My apocalypse has been strangely tranquil. At first I thought it was the calm before the storm. And maybe it will be. But for now, at least, life at our home feels like a sort of extra-long weekend, each day at least part Saturday, unhurried. Shedding the kids’ activities, our social engagements, half of Susan’s work—it’s made family life more spacious even if geographically our range has shrunk. When I look back on this month, I’ll recall family game nights, baseball with the kids in the backyard, walks around the neighborhood, teaching the kids to knead bread dough. (Don’t get the wrong idea. Life with a five- and a six-year-old involves plenty of exasperation too—but I do suspect it’s the sweet moments I’ll remember.) I don’t get as much work done from home. But I do get to look up and watch the kids on the swings or splashing in the puddles, and pause to marvel in the timeless pleasures of childhood.

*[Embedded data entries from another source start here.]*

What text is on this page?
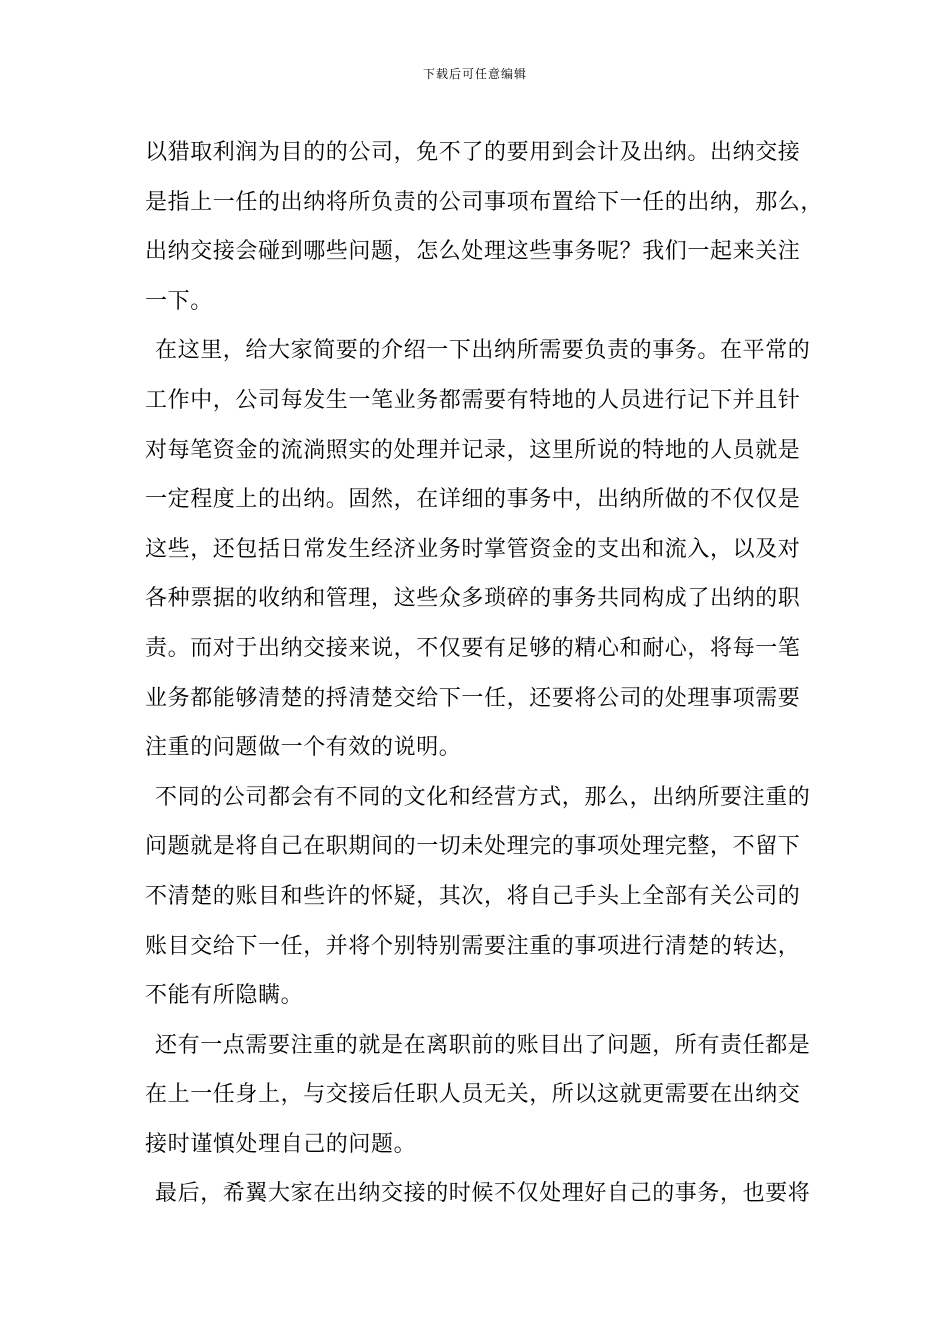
下载后可任意编辑
以猎取利润为目的的公司，免不了的要用到会计及出纳。出纳交接
是指上一任的出纳将所负责的公司事项布置给下一任的出纳，那么，
出纳交接会碰到哪些问题，怎么处理这些事务呢？我们一起来关注
一下。
在这里，给大家简要的介绍一下出纳所需要负责的事务。在平常的
工作中，公司每发生一笔业务都需要有特地的人员进行记下并且针
对每笔资金的流淌照实的处理并记录，这里所说的特地的人员就是
一定程度上的出纳。固然，在详细的事务中，出纳所做的不仅仅是
这些，还包括日常发生经济业务时掌管资金的支出和流入，以及对
各种票据的收纳和管理，这些众多琐碎的事务共同构成了出纳的职
责。而对于出纳交接来说，不仅要有足够的精心和耐心，将每一笔
业务都能够清楚的捋清楚交给下一任，还要将公司的处理事项需要
注重的问题做一个有效的说明。
不同的公司都会有不同的文化和经营方式，那么，出纳所要注重的
问题就是将自己在职期间的一切未处理完的事项处理完整，不留下
不清楚的账目和些许的怀疑，其次，将自己手头上全部有关公司的
账目交给下一任，并将个别特别需要注重的事项进行清楚的转达，
不能有所隐瞒。
还有一点需要注重的就是在离职前的账目出了问题，所有责任都是
在上一任身上，与交接后任职人员无关，所以这就更需要在出纳交
接时谨慎处理自己的问题。
最后，希翼大家在出纳交接的时候不仅处理好自己的事务，也要将
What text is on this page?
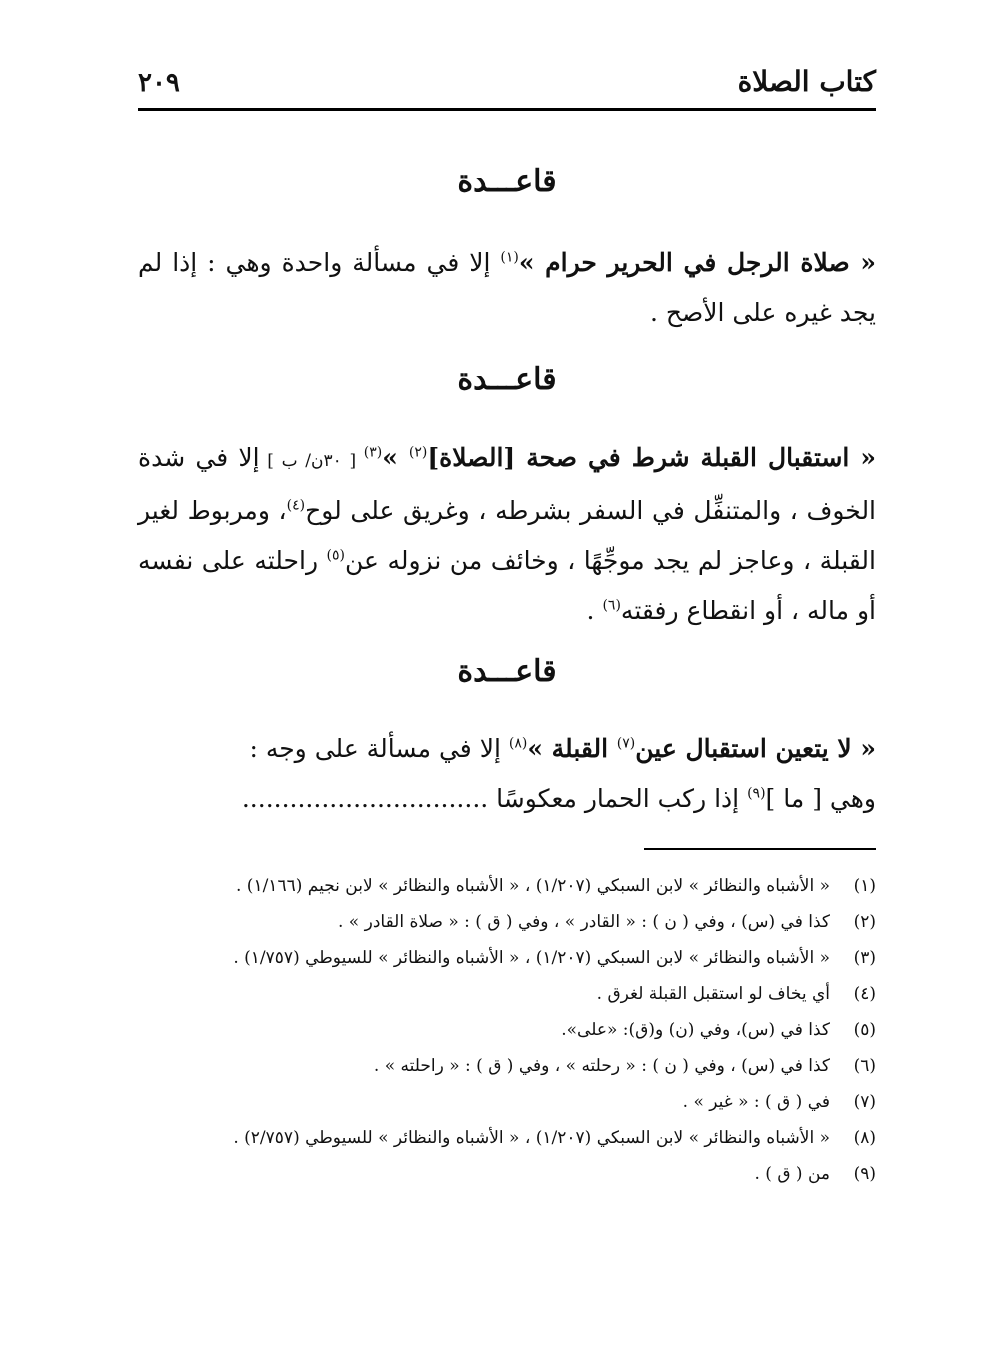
٢٠٩	كتاب الصلاة
قاعـــدة
« صلاة الرجل في الحرير حرام »$^{(١)}$ إلا في مسألة واحدة وهي : إذا لم يجد غيره على الأصح .
قاعـــدة
« استقبال القبلة شرط في صحة [الصلاة]$^{(٢)}$ »$^{(٣)}$ [ ٣٠ن/ ب ] إلا في شدة الخوف ، والمتنفِّل في السفر بشرطه ، وغريق على لوح$^{(٤)}$، ومربوط لغير القبلة ، وعاجز لم يجد موجِّهًا ، وخائف من نزوله عن$^{(٥)}$ راحلته على نفسه أو ماله ، أو انقطاع رفقته$^{(٦)}$ .
قاعـــدة
« لا يتعين استقبال عين$^{(٧)}$ القبلة »$^{(٨)}$ إلا في مسألة على وجه :
وهي [ ما ]$^{(٩)}$ إذا ركب الحمار معكوسًا ...............................
(١)
« الأشباه والنظائر » لابن السبكي (١/٢٠٧) ، « الأشباه والنظائر » لابن نجيم (١/١٦٦) .
(٢)
كذا في (س) ، وفي ( ن ) : « القادر » ، وفي ( ق ) : « صلاة القادر » .
(٣)
« الأشباه والنظائر » لابن السبكي (١/٢٠٧) ، « الأشباه والنظائر » للسيوطي (١/٧٥٧) .
(٤)
أي يخاف لو استقبل القبلة لغرق .
(٥)
كذا في (س)، وفي (ن) و(ق): «على».
(٦)
كذا في (س) ، وفي ( ن ) : « رحلته » ، وفي ( ق ) : « راحلته » .
(٧)
في ( ق ) : « غير » .
(٨)
« الأشباه والنظائر » لابن السبكي (١/٢٠٧) ، « الأشباه والنظائر » للسيوطي (٢/٧٥٧) .
(٩)
من ( ق ) .
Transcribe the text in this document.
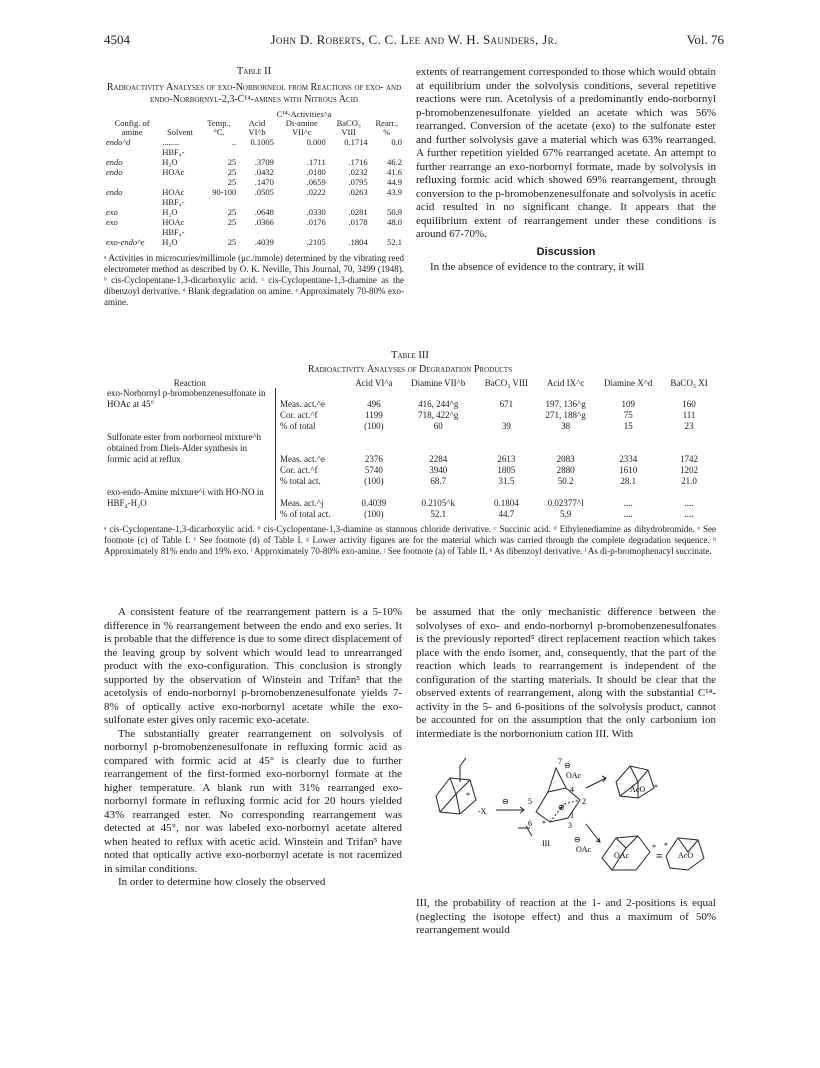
4504	John D. Roberts, C. C. Lee and W. H. Saunders, Jr.	Vol. 76
Table II
Radioactivity Analyses of exo-Norborneol from Reactions of exo- and endo-Norbornyl-2,3-C¹⁴-amines with Nitrous Acid
			C¹⁴-Activities^a			
Config. of amine	Solvent	Temp., °C.	Acid VI^b	Di-amine VII^c	BaCO₃ VIII	Rearr., %
endo^d	........	..	0.1005	0.000	0.1714	0.0
endo	HBF₄-H₂O	25	.3709	.1711	.1716	46.2
endo	HOAc	25	.0432	.0180	.0232	41.6
		25	.1470	.0659	.0795	44.9
endo	HOAc	90-100	.0505	.0222	.0263	43.9
exo	HBF₄-H₂O	25	.0648	.0330	.0281	50.9
exo	HOAc	25	.0366	.0176	.0178	48.0
exo-endo^e	HBF₄-H₂O	25	.4039	.2105	.1804	52.1
ᵃ Activities in microcuries/millimole (μc./mmole) determined by the vibrating reed electrometer method as described by O. K. Neville, This Journal, 70, 3499 (1948). ᵇ cis-Cyclopentane-1,3-dicarboxylic acid. ᶜ cis-Cyclopentane-1,3-diamine as the dibenzoyl derivative. ᵈ Blank degradation on amine. ᵉ Approximately 70-80% exo-amine.
extents of rearrangement corresponded to those which would obtain at equilibrium under the solvolysis conditions, several repetitive reactions were run. Acetolysis of a predominantly endo-norbornyl p-bromobenzenesulfonate yielded an acetate which was 56% rearranged. Conversion of the acetate (exo) to the sulfonate ester and further solvolysis gave a material which was 63% rearranged. A further repetition yielded 67% rearranged acetate. An attempt to further rearrange an exo-norbornyl formate, made by solvolysis in refluxing formic acid which showed 69% rearrangement, through conversion to the p-bromobenzenesulfonate and solvolysis in acetic acid resulted in no significant change. It appears that the equilibrium extent of rearrangement under these conditions is around 67-70%.
Discussion
In the absence of evidence to the contrary, it will
Table III
Radioactivity Analyses of Degradation Products
Reaction		Acid VI^a	Diamine VII^b	BaCO₃ VIII	Acid IX^c	Diamine X^d	BaCO₃ XI
exo-Norbornyl p-bromobenzenesulfonate in HOAc at 45°	Meas. act.^e	496	416, 244^g	671	197, 136^g	109	160
	Cor. act.^f	1199	718, 422^g		271, 188^g	75	111
	% of total	(100)	60	39	38	15	23
Sulfonate ester from norborneol mixture^h obtained from Diels-Alder synthesis in formic acid at reflux	Meas. act.^e	2376	2284	2613	2083	2334	1742
	Cor. act.^f	5740	3940	1805	2880	1610	1202
	% total act.	(100)	68.7	31.5	50.2	28.1	21.0
exo-endo-Amine mixture^i with HO-NO in HBF₄-H₂O	Meas. act.^j	0.4039	0.2105^k	0.1804	0.02377^l	....	....
	% of total act.	(100)	52.1	44.7	5.9	....	....
ᵃ cis-Cyclopentane-1,3-dicarboxylic acid. ᵇ cis-Cyclopentane-1,3-diamine as stannous chloride derivative. ᶜ Succinic acid. ᵈ Ethylenediamine as dihydrobromide. ᵉ See footnote (c) of Table I. ᶠ See footnote (d) of Table I. ᵍ Lower activity figures are for the material which was carried through the complete degradation sequence. ʰ Approximately 81% endo and 19% exo. ⁱ Approximately 70-80% exo-amine. ʲ See footnote (a) of Table II. ᵏ As dibenzoyl derivative. ˡ As di-p-bromophenacyl succinate.

A consistent feature of the rearrangement pattern is a 5-10% difference in % rearrangement between the endo and exo series. It is probable that the difference is due to some direct displacement of the leaving group by solvent which would lead to unrearranged product with the exo-configuration. This conclusion is strongly supported by the observation of Winstein and Trifan⁵ that the acetolysis of endo-norbornyl p-bromobenzenesulfonate yields 7-8% of optically active exo-norbornyl acetate while the exo-sulfonate ester gives only racemic exo-acetate.

The substantially greater rearrangement on solvolysis of norbornyl p-bromobenzenesulfonate in refluxing formic acid as compared with formic acid at 45° is clearly due to further rearrangement of the first-formed exo-norbornyl formate at the higher temperature. A blank run with 31% rearranged exo-norbornyl formate in refluxing formic acid for 20 hours yielded 43% rearranged ester. No corresponding rearrangement was detected at 45°, nor was labeled exo-norbornyl acetate altered when heated to reflux with acetic acid. Winstein and Trifan⁵ have noted that optically active exo-norbornyl acetate is not racemized in similar conditions.

In order to determine how closely the observed

be assumed that the only mechanistic difference between the solvolyses of exo- and endo-norbornyl p-bromobenzenesulfonates is the previously reported⁵ direct replacement reaction which takes place with the endo isomer, and, consequently, that the part of the reaction which leads to rearrangement is independent of the configuration of the starting materials. It should be clear that the observed extents of rearrangement, along with the substantial C¹⁴-activity in the 5- and 6-positions of the solvolysis product, cannot be accounted for on the assumption that the only carbonium ion intermediate is the norbornonium cation III. With

-X
⊖
⊕
OAc
⊖
OAc
⊖
AcO
OAc	AcO
III
≡
*
*
*
* *
1
2
3
4
5
6
7

III, the probability of reaction at the 1- and 2-positions is equal (neglecting the isotope effect) and thus a maximum of 50% rearrangement would
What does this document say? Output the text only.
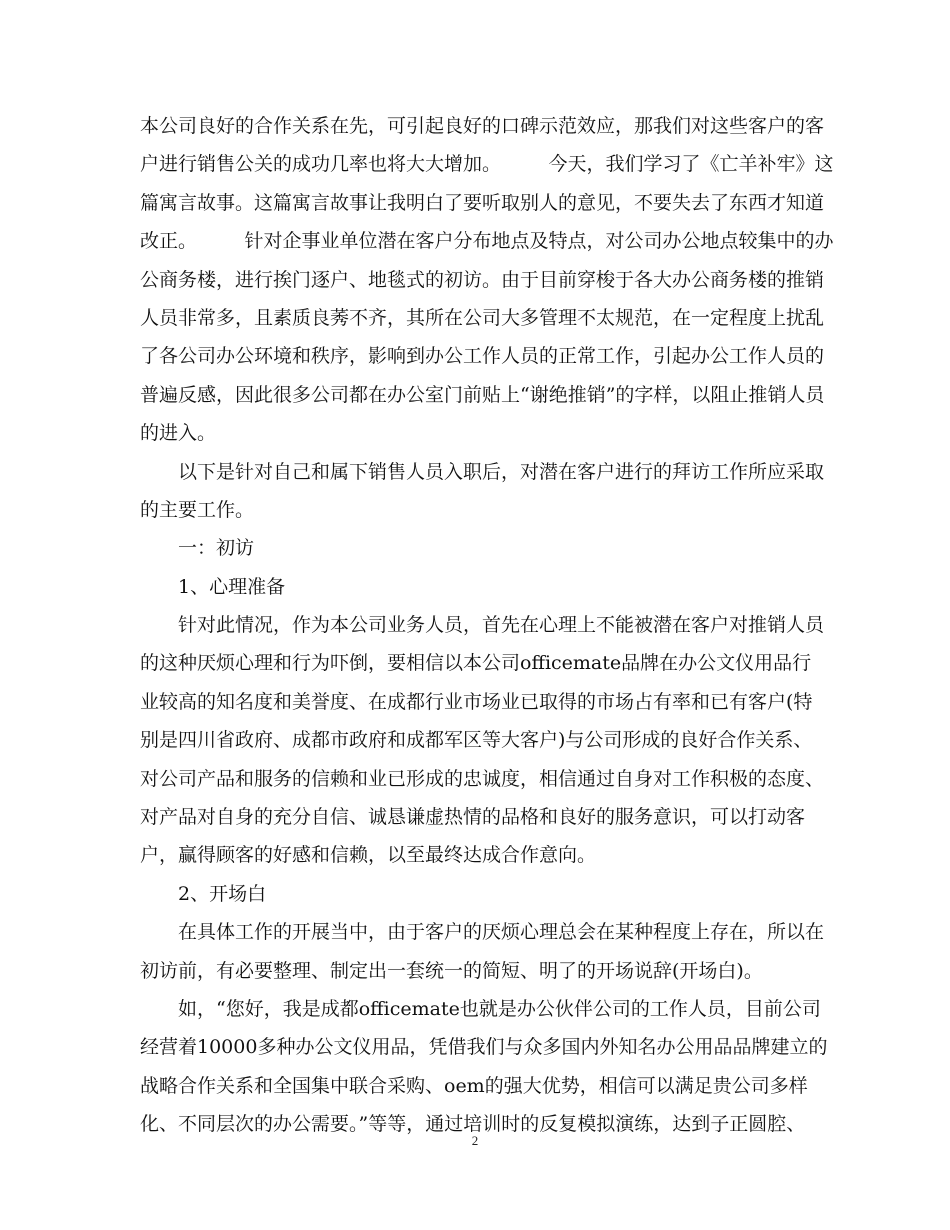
本公司良好的合作关系在先，可引起良好的口碑示范效应，那我们对这些客户的客
户进行销售公关的成功几率也将大大增加。　　　今天，我们学习了《亡羊补牢》这
篇寓言故事。这篇寓言故事让我明白了要听取别人的意见，不要失去了东西才知道
改正。　　　针对企事业单位潜在客户分布地点及特点，对公司办公地点较集中的办
公商务楼，进行挨门逐户、地毯式的初访。由于目前穿梭于各大办公商务楼的推销
人员非常多，且素质良莠不齐，其所在公司大多管理不太规范，在一定程度上扰乱
了各公司办公环境和秩序，影响到办公工作人员的正常工作，引起办公工作人员的
普遍反感，因此很多公司都在办公室门前贴上“谢绝推销”的字样，以阻止推销人员
的进入。
　　以下是针对自己和属下销售人员入职后，对潜在客户进行的拜访工作所应采取
的主要工作。
　　一：初访
　　1、心理准备
　　针对此情况，作为本公司业务人员，首先在心理上不能被潜在客户对推销人员
的这种厌烦心理和行为吓倒，要相信以本公司officemate品牌在办公文仪用品行
业较高的知名度和美誉度、在成都行业市场业已取得的市场占有率和已有客户(特
别是四川省政府、成都市政府和成都军区等大客户)与公司形成的良好合作关系、
对公司产品和服务的信赖和业已形成的忠诚度，相信通过自身对工作积极的态度、
对产品对自身的充分自信、诚恳谦虚热情的品格和良好的服务意识，可以打动客
户，赢得顾客的好感和信赖，以至最终达成合作意向。
　　2、开场白
　　在具体工作的开展当中，由于客户的厌烦心理总会在某种程度上存在，所以在
初访前，有必要整理、制定出一套统一的简短、明了的开场说辞(开场白)。
　　如，“您好，我是成都officemate也就是办公伙伴公司的工作人员，目前公司
经营着10000多种办公文仪用品，凭借我们与众多国内外知名办公用品品牌建立的
战略合作关系和全国集中联合采购、oem的强大优势，相信可以满足贵公司多样
化、不同层次的办公需要。”等等，通过培训时的反复模拟演练，达到子正圆腔、
2
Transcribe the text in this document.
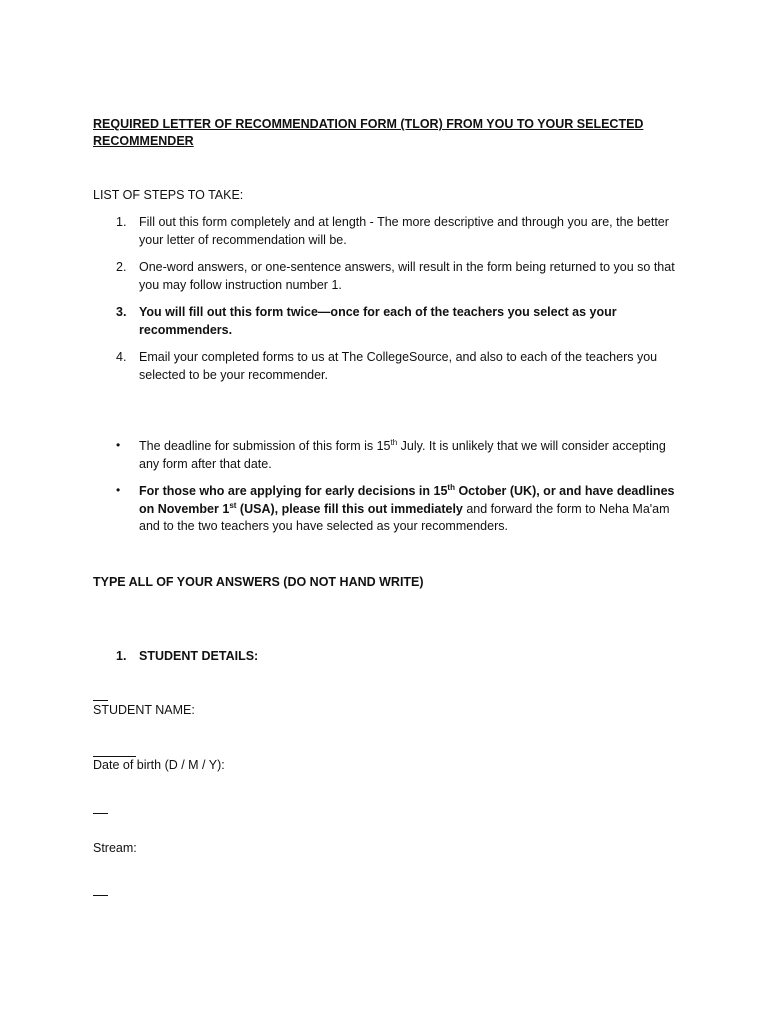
REQUIRED LETTER OF RECOMMENDATION FORM (TLOR) FROM YOU TO YOUR SELECTED
RECOMMENDER
LIST OF STEPS TO TAKE:
1. Fill out this form completely and at length - The more descriptive and through you are, the better your letter of recommendation will be.
2. One-word answers, or one-sentence answers, will result in the form being returned to you so that you may follow instruction number 1.
3. You will fill out this form twice—once for each of the teachers you select as your recommenders.
4. Email your completed forms to us at The CollegeSource, and also to each of the teachers you selected to be your recommender.
• The deadline for submission of this form is 15th July. It is unlikely that we will consider accepting any form after that date.
• For those who are applying for early decisions in 15th October (UK), or and have deadlines on November 1st (USA), please fill this out immediately and forward the form to Neha Ma'am and to the two teachers you have selected as your recommenders.
TYPE ALL OF YOUR ANSWERS (DO NOT HAND WRITE)
1. STUDENT DETAILS:
STUDENT NAME:
Date of birth (D / M / Y):
Stream:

I’m very aware that my experience is one of privilege. Susan works with people who live outside, and I was at Marion Correctional Institution in March, the day before it was closed to visitors. We’ve reflected quite a bit on the fact it’s a luxury to be able peacefully to shelter in place. A blessing, my grandparents would have said, though I find I keep tripping on that word. What is the difference, I find myself wondering, between being privileged and being blessed? What does gratitude look like when what I’m enjoying is, in part, the fruit of structural violence and inequality? For my grandparents, their consciousness shaped by the collective trauma of fleeing famine and war in Russia, being blessed meant living in peace and relative prosperity—plenty to eat, their farms unpillaged, their families unharmed by war. A blessing indeed. But of course not everyone made it safely out of Russia, and I keep recollecting a line from Rudy Wiebe’s The Blue Mountains of China: “I think Mrs. Friesen was praying too.”
I had a friend tell me recently that she had been sick with The Thing. Myself, I’ve taken to calling it the pestilence. It may be archaic, but I find the word refreshingly non-clinical, a usefully jarring contrast to the sanitized jargon of the politicians and pundits, with their models and projections, the false confidence they exude even while predicting our demise. Plus, the term pestilence keeps sending me back to Psalm 91—a timely prayer, but an unsettling one too:
“You who live in the shelter of the Most High, who abide in the shadow of the Almighty, will say to the LORD, ‘My refuge and my fortress, my God, in whom I trust.’ You will not fear the terror of the night, or the arrow that flies by day, or the pestilence that stalks in darkness, or the destruction that wastes at noonday. A thousand may fall at your side, ten thousand at your right hand, but it will not come near you. Because you have made the LORD your refuge, no scourge will come near your tent.”
More than ever, I find myself troubled by the moral logic of the Psalm, it’s implication that God reliably exempts the righteous, or holds some lives more dearly than others. But more than ever too I feel its urgency, the psalmist’s plea that his own house be spared.